7 Ook werd hem toegestaan, strijd te voeren tegen de heiligen, en ze te overwinnen. En er werd hem macht gegeven over alle stammen en volken, talen en naties;
And it was given unto him to make war with the saints, and to overcome them. And power was given him over every tribe, and people, and tongue, and nation.
8 en aanbidden zullen hem alle bewoners der aarde, wier naam niet staat geschreven sinds de grondvesting der wereld in het boek des levens van het Lam, dat geslacht is.
And all that dwell upon the earth adored him, whose names are not written in the book of life of the Lamb, which was slain from the beginning of the world.
9 Wie oren heeft, die hore!
If any man have an ear, let him hear.
10 Wie tot gevangenis wordt veroordeeld, ga de gevangenis in; wie met het zwaard doodt, moet zelf met het zwaard worden gedood. Hier geldt slechts het geduld der heiligen en hun geloof.
He that shall lead into captivity, shall go into captivity: he that shall kill by the sword, must be killed by the sword. Here is the patience and the faith of the saints.
11 Toen zag ik een ander beest oprijzen uit de aarde. Het had twee horens als die van het Lam, maar het sprak als de Draak.
And I saw another beast coming up out of the earth, and he had two horns, like a lamb, and he spoke as a dragon.
12 Heel de macht van het eerste Beest oefent het uit onder diens ogen. Het doet de aarde, en die er op wonen, het eerste Beest aanbidden, wiens dodelijke wonde genezen was;
And he executed all the power of the former beast in his sight; and he caused the earth, and them that dwell therein, to adore the first beast, whose wound to death was healed.
13 het verricht grote tekenen, zodat het zelfs vuur uit de hemel op aarde doet vallen voor de ogen der mensen.
And he did great signs, so that he made also fire to come down from heaven unto the earth in the sight of men.
14 En de bewoners der aarde verleidt het door de tekenen, die het in staat was te doen ten overstaan van het Beest; het zegt tot de bewoners der aarde, dat ze een beeld moeten maken voor het Beest, dat door het zwaard was gewond, maar bleef leven.
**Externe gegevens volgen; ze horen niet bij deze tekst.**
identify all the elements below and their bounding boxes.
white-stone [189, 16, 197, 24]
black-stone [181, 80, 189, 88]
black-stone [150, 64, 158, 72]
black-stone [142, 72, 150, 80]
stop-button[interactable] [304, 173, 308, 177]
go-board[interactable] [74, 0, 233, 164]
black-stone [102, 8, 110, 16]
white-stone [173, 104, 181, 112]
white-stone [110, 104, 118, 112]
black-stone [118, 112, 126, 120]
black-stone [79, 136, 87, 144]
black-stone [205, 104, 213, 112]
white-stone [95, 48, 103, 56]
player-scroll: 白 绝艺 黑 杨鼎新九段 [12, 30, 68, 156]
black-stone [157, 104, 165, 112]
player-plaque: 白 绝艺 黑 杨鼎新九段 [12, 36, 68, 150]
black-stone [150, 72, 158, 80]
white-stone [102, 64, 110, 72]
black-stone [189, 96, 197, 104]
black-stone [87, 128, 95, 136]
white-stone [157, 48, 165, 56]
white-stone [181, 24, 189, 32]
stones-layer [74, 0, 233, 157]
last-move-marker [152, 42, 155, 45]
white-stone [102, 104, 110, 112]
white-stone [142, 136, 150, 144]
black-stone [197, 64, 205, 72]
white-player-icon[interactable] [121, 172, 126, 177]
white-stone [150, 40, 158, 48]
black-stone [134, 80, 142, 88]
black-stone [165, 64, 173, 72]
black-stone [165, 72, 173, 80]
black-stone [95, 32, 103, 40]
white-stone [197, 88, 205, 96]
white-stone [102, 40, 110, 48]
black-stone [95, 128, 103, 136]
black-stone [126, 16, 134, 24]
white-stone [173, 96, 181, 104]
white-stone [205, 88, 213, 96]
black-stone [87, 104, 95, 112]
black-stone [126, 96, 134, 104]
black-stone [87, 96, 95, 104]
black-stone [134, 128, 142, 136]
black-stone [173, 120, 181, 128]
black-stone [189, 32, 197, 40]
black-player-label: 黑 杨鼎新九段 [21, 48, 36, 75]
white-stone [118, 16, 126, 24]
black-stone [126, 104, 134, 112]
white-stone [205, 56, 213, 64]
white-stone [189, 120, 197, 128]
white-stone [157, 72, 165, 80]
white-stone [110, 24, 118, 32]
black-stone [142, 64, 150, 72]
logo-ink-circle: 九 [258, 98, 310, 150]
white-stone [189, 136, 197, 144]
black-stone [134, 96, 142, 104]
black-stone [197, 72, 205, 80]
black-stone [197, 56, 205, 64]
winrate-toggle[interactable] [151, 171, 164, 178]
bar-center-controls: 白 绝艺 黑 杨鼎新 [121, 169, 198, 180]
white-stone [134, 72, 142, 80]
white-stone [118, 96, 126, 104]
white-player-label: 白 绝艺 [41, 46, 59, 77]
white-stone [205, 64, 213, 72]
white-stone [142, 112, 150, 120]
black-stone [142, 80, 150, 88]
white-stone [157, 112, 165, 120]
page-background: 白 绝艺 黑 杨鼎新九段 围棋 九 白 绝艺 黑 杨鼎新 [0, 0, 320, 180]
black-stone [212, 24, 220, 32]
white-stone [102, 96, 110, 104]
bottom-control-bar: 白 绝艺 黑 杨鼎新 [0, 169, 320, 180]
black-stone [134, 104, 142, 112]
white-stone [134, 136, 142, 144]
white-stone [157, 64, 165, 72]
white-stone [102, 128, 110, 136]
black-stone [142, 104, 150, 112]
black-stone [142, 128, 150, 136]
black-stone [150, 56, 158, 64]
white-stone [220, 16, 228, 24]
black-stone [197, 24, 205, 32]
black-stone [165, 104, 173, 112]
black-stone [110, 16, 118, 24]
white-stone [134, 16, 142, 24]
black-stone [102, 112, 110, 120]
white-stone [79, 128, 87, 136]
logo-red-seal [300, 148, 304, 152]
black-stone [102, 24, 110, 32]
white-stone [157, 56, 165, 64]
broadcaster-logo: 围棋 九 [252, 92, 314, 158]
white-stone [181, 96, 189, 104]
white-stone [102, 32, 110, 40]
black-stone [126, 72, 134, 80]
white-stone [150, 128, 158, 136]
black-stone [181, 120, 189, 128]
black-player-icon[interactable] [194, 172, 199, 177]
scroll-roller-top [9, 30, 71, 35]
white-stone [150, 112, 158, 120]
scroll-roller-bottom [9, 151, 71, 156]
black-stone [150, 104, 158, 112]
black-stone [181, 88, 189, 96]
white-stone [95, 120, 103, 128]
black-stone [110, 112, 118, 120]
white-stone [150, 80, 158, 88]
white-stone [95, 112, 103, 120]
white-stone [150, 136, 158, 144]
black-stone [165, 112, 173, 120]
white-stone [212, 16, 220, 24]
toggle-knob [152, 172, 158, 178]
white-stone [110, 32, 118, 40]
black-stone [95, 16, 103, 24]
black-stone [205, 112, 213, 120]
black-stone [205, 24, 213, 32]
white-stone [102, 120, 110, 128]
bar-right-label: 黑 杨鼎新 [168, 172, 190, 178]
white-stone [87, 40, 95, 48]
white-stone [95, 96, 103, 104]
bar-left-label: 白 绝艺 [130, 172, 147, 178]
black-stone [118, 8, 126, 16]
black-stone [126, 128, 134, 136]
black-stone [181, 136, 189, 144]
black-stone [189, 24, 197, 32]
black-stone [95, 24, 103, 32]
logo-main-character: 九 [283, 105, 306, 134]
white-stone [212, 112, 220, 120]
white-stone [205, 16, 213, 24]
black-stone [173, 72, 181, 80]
And he seduced them that dwell on the earth, for the signs, which were given him to do in the sight of the beast, saying to them that dwell on the earth, that they should make the image of the beast, which had the wound by the sword, and lived.
15 Zelfs was het bij machte, een geest te geven aan het beeld van het Beest, zodat het beeld van het Beest begon te spreken. En al wie het beeld van het Beest niet aanbaden, liet het doden.
And it was given him to give life to the image of the beast, and that the image of the beast should speak; and should cause, that whosoever will not adore the image of the beast, should be slain.
16 En aan allen, kleinen en groten, aan rijken en armen, aan vrijen en slaven laat het een merkteken geven op rechterhand of voorhoofd,
And he shall make all, both little and great, rich and poor, freemen and bondmen, to have a character in their right hand, or on their foreheads.
17 zodat niemand kan kopen of verkopen, zo hij dat teken niet draagt, de naam van het Beest of het getal van zijn naam.
And that no man might buy or sell, but he that hath the character, or the name of the beast, or the number of his name.
18 Hier komt de wijsheid van pas! Die doorzicht heeft, berekene het getal van het Beest. Want het is het getal van een mens; zijn getal is zeshonderd zes en zestig.